Für mich wird schnell klar, dass die TomTom Adventurer sehr gute Funktionen hat, die aber nicht zuende gedacht und teilweise nur halbherzig umgesetzt wurden. Die Sportuhr reicht für jede Sportart nur im absoluten Basic bereich. Klar, für viele reicht das, für mich auch, aber für ambitionierte Sportler auf keinen Fall. Es können keinen Trainings-Modi verbunden werden, ein Sport-Tagebuch fehlt, eine Community und Trainingspläne sucht man vergebens und Triathleten müssen jede Sportart einzeln tracken.

Die TomTom Adventurer hat einige Awards abgeräumt und wird von vielen ohne Ende gelobt, doch den Final Test Man Test hat sie leider nicht bestanden.

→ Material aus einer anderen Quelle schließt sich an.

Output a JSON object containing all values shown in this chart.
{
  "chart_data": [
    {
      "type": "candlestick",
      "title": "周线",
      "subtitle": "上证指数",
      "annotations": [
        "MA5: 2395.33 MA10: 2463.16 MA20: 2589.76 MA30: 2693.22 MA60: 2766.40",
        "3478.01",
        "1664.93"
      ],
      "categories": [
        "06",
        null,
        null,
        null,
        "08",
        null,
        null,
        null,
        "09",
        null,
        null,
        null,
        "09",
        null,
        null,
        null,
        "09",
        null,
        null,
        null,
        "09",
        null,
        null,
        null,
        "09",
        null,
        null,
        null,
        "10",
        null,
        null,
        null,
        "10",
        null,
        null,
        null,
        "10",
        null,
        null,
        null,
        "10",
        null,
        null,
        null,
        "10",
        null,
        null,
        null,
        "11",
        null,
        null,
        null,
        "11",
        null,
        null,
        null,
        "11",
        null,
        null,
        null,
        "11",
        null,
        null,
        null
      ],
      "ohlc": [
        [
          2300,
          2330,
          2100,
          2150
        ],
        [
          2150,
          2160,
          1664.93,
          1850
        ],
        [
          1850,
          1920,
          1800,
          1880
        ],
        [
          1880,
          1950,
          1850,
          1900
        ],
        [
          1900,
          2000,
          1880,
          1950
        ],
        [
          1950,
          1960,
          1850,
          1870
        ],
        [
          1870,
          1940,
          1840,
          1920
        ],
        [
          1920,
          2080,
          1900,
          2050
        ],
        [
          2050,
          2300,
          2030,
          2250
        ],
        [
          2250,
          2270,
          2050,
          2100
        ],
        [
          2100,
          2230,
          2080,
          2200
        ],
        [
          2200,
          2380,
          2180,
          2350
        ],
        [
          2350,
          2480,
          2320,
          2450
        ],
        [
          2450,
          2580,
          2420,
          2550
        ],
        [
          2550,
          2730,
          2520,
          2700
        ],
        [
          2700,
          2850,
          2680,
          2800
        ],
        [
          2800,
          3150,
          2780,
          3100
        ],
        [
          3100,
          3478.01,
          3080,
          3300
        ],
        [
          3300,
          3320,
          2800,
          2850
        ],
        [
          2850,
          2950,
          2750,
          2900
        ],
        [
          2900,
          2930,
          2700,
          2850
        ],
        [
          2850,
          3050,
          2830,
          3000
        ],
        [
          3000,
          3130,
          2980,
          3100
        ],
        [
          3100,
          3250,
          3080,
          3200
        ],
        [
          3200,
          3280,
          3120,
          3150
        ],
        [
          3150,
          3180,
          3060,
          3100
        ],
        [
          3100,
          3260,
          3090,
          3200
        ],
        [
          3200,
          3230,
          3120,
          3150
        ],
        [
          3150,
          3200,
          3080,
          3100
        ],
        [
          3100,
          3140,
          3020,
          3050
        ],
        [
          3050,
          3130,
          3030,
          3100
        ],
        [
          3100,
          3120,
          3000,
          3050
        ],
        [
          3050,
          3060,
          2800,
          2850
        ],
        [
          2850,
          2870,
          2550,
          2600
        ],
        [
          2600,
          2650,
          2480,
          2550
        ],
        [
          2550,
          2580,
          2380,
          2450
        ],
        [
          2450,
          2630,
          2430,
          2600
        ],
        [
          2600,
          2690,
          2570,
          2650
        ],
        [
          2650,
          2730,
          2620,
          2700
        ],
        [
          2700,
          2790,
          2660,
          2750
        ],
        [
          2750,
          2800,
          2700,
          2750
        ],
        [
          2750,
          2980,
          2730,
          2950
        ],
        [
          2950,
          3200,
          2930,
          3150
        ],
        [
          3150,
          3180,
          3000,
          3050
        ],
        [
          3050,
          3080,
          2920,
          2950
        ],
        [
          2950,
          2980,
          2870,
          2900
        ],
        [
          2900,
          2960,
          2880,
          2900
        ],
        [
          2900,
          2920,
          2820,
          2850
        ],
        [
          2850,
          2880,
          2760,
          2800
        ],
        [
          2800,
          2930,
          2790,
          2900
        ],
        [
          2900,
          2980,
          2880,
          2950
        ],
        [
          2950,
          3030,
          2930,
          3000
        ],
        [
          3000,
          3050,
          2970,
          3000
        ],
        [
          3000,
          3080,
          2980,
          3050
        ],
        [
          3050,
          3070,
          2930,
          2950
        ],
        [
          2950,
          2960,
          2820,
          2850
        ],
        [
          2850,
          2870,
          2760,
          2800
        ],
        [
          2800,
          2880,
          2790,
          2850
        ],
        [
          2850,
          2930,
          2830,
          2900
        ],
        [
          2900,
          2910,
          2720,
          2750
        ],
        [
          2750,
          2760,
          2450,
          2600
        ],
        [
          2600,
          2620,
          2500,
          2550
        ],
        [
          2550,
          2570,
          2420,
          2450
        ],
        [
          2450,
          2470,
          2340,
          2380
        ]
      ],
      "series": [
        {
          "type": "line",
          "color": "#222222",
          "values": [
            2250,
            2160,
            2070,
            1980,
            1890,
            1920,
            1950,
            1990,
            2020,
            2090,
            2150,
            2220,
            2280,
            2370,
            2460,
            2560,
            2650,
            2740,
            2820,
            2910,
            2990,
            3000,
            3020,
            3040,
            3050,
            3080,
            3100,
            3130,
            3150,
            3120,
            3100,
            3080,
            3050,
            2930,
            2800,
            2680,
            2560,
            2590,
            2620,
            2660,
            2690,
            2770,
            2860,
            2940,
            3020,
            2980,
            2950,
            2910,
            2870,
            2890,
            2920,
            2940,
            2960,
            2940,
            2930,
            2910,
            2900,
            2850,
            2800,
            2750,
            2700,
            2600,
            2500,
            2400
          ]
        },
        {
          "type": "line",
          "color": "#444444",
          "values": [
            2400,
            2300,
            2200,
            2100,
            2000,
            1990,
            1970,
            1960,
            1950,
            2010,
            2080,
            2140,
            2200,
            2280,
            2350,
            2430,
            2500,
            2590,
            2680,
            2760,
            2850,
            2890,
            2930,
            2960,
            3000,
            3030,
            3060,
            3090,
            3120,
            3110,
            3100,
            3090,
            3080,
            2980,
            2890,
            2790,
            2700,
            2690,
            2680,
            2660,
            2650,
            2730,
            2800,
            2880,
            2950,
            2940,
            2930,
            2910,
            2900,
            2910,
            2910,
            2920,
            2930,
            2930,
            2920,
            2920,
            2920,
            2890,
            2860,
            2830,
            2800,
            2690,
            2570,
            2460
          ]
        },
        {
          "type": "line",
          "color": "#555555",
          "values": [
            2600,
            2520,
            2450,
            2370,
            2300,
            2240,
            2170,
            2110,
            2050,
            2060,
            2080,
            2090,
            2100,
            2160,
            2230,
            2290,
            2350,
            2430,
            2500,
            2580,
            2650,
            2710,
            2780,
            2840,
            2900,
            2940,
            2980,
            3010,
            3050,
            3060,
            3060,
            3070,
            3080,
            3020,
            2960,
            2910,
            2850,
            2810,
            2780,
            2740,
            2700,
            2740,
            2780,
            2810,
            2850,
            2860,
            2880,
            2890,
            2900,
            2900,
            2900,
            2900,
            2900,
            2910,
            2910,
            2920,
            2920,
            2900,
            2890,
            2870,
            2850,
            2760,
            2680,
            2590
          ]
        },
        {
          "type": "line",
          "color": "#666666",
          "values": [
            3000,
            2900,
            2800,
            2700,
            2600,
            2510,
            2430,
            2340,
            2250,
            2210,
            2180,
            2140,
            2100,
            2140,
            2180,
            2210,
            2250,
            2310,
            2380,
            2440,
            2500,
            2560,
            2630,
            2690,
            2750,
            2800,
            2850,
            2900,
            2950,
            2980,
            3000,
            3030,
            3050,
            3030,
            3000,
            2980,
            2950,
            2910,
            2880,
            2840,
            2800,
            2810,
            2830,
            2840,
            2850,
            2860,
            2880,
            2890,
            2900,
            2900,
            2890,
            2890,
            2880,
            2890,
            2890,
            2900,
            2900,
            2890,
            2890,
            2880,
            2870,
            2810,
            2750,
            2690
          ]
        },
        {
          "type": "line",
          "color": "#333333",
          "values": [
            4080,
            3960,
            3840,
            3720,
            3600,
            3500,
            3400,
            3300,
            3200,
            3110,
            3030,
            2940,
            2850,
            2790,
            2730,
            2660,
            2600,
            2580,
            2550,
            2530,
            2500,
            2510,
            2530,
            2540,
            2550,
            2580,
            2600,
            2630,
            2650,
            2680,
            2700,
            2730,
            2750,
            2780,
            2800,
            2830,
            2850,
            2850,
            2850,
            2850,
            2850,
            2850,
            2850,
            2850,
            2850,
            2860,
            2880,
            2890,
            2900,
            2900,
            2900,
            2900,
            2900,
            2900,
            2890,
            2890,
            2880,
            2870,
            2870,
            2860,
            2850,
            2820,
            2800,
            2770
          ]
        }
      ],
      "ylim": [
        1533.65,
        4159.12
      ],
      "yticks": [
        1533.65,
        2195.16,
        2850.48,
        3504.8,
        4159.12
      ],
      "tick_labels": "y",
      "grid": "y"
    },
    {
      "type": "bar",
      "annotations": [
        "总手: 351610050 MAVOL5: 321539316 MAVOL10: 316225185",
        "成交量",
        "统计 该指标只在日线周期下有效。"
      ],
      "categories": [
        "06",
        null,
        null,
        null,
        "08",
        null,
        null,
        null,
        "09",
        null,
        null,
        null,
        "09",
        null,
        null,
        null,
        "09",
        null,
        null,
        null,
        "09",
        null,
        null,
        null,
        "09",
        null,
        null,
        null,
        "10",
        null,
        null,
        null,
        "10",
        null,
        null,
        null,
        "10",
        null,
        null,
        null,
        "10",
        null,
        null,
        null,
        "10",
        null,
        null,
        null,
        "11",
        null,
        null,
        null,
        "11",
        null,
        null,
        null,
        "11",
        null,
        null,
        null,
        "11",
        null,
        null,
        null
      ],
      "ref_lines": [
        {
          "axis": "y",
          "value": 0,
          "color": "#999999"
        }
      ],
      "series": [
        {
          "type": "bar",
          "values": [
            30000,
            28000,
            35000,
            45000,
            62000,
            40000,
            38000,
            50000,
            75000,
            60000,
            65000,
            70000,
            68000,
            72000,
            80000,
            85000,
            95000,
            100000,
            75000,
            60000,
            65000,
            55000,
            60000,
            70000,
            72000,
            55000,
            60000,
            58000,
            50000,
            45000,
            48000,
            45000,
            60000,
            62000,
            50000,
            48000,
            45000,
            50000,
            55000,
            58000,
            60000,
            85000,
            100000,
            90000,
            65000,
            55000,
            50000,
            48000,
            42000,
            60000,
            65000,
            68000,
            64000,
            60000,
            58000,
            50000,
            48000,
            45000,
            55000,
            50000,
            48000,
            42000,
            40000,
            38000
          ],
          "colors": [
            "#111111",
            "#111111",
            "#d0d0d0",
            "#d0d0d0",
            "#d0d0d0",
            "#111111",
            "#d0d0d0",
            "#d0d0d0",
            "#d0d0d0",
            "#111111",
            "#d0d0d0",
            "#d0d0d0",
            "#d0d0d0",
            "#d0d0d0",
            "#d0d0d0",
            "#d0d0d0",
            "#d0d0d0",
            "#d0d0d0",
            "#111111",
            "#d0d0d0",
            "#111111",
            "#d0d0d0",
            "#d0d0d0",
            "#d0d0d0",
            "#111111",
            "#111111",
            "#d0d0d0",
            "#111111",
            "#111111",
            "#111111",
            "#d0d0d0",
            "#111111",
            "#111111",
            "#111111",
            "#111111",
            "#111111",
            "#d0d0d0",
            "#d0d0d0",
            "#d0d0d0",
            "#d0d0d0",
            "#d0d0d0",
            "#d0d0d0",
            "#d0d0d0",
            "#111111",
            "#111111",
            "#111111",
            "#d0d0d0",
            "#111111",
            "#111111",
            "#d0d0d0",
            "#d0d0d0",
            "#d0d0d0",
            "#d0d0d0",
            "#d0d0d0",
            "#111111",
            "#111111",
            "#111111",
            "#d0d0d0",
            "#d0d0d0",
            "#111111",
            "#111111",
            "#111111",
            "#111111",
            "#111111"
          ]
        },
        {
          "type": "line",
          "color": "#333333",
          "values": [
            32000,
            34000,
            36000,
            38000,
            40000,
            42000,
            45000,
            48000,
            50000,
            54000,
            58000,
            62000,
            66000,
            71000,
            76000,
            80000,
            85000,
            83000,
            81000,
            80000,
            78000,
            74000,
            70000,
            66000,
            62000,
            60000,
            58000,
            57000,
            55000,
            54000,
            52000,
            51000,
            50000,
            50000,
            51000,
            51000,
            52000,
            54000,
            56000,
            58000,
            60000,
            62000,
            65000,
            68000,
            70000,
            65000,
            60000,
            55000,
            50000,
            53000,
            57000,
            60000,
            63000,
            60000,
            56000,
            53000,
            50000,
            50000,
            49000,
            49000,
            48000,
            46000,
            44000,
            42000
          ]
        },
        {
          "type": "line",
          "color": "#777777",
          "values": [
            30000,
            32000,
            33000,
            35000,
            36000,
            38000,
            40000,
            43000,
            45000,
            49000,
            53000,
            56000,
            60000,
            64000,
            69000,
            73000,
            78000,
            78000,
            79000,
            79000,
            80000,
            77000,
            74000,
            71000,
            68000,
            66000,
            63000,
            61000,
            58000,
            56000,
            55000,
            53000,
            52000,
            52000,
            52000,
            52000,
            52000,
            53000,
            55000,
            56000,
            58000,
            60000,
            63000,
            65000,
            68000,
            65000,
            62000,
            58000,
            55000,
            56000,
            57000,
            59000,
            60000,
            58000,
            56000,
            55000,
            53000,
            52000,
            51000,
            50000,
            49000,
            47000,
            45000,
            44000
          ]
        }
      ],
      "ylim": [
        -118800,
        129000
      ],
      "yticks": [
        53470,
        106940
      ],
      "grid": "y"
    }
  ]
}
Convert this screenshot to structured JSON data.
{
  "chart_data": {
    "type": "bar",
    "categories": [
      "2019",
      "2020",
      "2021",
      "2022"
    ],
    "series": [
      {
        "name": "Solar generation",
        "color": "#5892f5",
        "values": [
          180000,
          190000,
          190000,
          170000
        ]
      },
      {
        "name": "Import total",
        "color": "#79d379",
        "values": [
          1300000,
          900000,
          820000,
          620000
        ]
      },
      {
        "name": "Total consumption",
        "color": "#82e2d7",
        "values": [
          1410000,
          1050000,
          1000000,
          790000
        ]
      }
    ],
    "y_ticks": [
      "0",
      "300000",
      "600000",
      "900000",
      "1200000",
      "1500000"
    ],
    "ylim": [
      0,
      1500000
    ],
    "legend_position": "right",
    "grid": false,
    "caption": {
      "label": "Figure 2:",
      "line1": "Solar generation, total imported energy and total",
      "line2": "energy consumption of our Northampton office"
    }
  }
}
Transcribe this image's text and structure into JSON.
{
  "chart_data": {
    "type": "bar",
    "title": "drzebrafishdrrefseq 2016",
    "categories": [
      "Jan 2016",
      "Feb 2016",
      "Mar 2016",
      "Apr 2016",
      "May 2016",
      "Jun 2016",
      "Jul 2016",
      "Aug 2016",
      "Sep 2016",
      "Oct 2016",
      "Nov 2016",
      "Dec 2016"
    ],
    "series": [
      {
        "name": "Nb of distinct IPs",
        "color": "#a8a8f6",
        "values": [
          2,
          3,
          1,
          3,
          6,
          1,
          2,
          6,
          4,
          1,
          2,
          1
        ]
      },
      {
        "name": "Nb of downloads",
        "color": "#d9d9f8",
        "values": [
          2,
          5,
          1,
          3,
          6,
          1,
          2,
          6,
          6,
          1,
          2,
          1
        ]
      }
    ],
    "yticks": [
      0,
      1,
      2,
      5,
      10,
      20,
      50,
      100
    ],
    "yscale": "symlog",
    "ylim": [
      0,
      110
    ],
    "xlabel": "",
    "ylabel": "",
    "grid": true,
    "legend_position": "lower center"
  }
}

Die meisten Funktionen kann auch meine alte TomTom Runner, die aktuell ca. 50 Euro kostet. Die 250 Euro teurere Adventurer ist leider noch im frühen Beta-Stadium. Ich finde in dieser Preiskategorie darf nicht so viel fehlen und der Kunde schon gar nicht als Beta-Tester genutzt werden. Daher kann ich die Adventurer aktuell nicht weiterempfehlen. Wer laufen will, ist mit der ersten TomTom Runner günstiger und genauso gut bedient. Ambitionierte Sportler sollten mal einen Blick zu bewehrten Mitbewerber werfen.